Thursday , 2 May 2024

Iran unveils new armed drone, defying pressure over shipments to Russia

Al-Monitor – Iran’s Defense Ministry unveiled a new advanced combat drone on Tuesday, the latest from a generation of such unmanned aircraft it has allegedly been shipping to Russia in the course of the ongoing war on Ukraine. 

President Ebrahim Raisi, second right, at a ceremony to unveil the Mohajer-10 drone, Aug. 22, 2023.

Dubbed Mohajer 10, the drone was unveiled by hard-line President Ebrahim Raisi at a ceremony in Tehran as the country marked its National Defense Industry Day. 

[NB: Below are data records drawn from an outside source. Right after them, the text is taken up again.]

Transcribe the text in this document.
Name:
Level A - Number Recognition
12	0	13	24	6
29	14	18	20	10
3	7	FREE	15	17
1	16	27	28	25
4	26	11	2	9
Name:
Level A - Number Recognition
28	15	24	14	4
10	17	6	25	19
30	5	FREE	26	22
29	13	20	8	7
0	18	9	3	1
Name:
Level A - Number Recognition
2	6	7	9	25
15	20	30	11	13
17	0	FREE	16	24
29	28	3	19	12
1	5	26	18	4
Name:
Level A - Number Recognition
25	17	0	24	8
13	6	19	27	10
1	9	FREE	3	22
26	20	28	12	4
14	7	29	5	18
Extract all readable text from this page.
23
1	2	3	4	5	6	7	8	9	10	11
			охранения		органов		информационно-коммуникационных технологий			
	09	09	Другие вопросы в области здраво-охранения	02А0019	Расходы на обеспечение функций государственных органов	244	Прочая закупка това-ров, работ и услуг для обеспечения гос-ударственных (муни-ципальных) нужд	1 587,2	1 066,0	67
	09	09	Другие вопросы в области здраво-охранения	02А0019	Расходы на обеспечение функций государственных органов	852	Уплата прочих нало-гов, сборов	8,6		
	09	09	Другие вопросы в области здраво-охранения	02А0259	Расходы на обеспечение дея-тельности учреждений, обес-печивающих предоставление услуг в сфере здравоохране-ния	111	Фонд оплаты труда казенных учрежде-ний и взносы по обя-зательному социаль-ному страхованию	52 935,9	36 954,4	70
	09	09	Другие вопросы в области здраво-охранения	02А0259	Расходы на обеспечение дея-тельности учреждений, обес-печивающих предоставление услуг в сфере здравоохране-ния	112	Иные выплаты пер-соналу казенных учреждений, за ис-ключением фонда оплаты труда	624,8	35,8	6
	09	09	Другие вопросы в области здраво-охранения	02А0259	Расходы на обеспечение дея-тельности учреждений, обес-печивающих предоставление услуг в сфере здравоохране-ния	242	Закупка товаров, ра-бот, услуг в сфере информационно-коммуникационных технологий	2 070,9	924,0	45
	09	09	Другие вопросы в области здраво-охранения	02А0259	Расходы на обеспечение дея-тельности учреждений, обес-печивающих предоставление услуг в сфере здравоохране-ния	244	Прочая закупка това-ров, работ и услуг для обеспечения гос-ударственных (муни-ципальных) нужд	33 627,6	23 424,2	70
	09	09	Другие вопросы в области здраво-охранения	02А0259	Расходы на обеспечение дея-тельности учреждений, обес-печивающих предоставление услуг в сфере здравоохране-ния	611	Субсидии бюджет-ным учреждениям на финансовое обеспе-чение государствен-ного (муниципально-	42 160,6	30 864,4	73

The new military aircraft boasts a variety of features, as detailed by the state-funded Tasnim news agency. With a fuel capacity of 450 liters, Mohajer 10 can fly at a maximum speed of 210 kilometers per hour (130 mph) to a range of up to 2,000 kilometers, or about 1,240 miles.  

Mohajer is the name of a family of drones Iran has developed and unveiled one after another in recent years. Western intelligence sources as well as the Ukrainian military maintain that Mohajer 6 is being extensively used by Russia in its bombardments of Ukrainian infrastructure and civilian targets. The accusation has triggered an array of packages of Western sanctions against the Islamic Republic. Tehran, on the other hand, claims that it has shipped only a limited number of such drones to Moscow and it did so prior to the invasion of Ukraine. In the latest, Iranian Foreign Minister Hossein Amir-Abdollahian told reporters on a visit to South Africa that Ukrainian authorities have failed to present evidence on Iranian drone deliveries to Russia and that Moscow has promised not to use Iranian equipment in its war on Ukraine.  

During the Tehran ceremony, the Iranian Defense Ministry also introduced Arman-1, which, according to Tasnim, is a new guided air-launched bomb. A series of earlier unveiled equipment now being mass-produced were also delivered to the Islamic Revolutionary Guard Corps, among them Khorramshahr and Haj Qasem ballistic missiles. The latter has been named after Qasem Soleimani, Iran’s most revered commander, who was killed outside Baghdad’s international airport in 2020 in a drone strike ordered by former US President Donald Trump. 

Delivering his speech to Iran’s top military brass, Raisi did not address the drone shipment accusations but praised how the Islamic Republic had reversed the impacts of Western sanctions, claiming it has made “utmost progress” across military and nuclear fields. 

At a time when Iran faces relentless threats of military action from its regional foe Israel and amid recent naval deployments by the United States to the Persian Gulf, Raisi warned that “the Islamic Republic’s strong armed forces will cut off hands that seek to commit any aggression against Iran.”